Over the past year, I've spent most of my time coding system-level stuff in pure C, and it's quite obvious that other developers have latched onto other languages like Ruby. Like those ex-lovers who refused to give us back our LPs, is Java dead to us, or is there still hope for a rebirth?

5 Comments

chromatic
2006-11-14 12:00:41
I find Java the language rather painful to use, but now that the platform is open, I mind much less using programs written in the language. Besides that, there are plenty of languages ported to the JVM that suddenly become much more interesting.
fred
2006-11-14 13:50:52
This probably doesn't mean near so much to the individual hacker as it does to all the companies that have a significant java codebase that just gained control of their own destiny. I'm wiling to bet there is a lot of java code out there.

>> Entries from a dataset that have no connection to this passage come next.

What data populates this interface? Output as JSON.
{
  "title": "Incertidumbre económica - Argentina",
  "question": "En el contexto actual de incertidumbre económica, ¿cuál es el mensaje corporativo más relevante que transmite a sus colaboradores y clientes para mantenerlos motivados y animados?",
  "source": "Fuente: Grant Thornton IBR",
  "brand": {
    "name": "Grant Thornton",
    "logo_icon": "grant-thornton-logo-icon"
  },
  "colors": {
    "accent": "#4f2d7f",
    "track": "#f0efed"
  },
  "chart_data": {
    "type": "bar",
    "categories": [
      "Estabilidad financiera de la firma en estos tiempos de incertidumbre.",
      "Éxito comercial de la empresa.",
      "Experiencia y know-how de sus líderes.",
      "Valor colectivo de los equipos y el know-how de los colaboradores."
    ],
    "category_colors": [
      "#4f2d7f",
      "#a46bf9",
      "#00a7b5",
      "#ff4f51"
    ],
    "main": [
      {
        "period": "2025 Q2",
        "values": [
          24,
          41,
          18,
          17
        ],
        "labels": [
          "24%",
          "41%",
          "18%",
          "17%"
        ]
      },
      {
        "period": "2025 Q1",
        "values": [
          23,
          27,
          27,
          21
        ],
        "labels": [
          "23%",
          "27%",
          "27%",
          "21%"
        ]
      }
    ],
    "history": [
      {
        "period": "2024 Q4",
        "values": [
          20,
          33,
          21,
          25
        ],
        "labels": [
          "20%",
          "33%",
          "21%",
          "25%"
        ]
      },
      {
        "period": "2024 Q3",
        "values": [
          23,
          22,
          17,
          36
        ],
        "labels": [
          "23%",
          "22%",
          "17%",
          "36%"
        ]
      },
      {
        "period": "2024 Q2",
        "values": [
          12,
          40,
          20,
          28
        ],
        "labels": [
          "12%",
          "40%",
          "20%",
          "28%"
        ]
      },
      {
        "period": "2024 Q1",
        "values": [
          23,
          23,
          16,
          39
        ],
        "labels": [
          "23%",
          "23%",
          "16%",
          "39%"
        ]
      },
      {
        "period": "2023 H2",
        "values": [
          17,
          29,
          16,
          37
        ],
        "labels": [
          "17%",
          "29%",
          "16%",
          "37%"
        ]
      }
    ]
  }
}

And this is also a boon to those universities that have chosen, for right or wrong, to base their curriculum around java. Also think of all the rd dollars that have gone into the javavm. This is a great artifact to study. It seems short sighted to dismiss this just because your community doesn't use it.
po
2006-11-15 21:57:52
It will (hopefully) mean JVM's for BSD's on SPARC systems; something Sun has never made even the slightest pretense of offering is now an option. Some people (*cough*) have perfectly servicable UltraSPARC systems who want both FreeBSD or OpenBSD -and- a recent JVM to run funky things like Jython or JRuby.
bob
2006-12-17 13:56:15
I doubt it will make difference. You could have always have ported the JVM to any architecture you wanted. The license was not what was preventing you from building Java on BSD.


The problem is that the JVM is one of the most complex C++ applications that you can download source code for. Porting it is hard work. The new license isn't going to make you smarter, or the problem easier.

Bob
2006-12-17 14:02:18
Also, I can't believe people want to port the JVM to a *BSD/sparc so they can run Jython or JRuby. So you want to run Python and Ruby programs more slowly than the standard Python and Ruby interpreters, and with weird compatibility bugs?


Was the license really stopping you from porting the JVM to *BSD/sparc?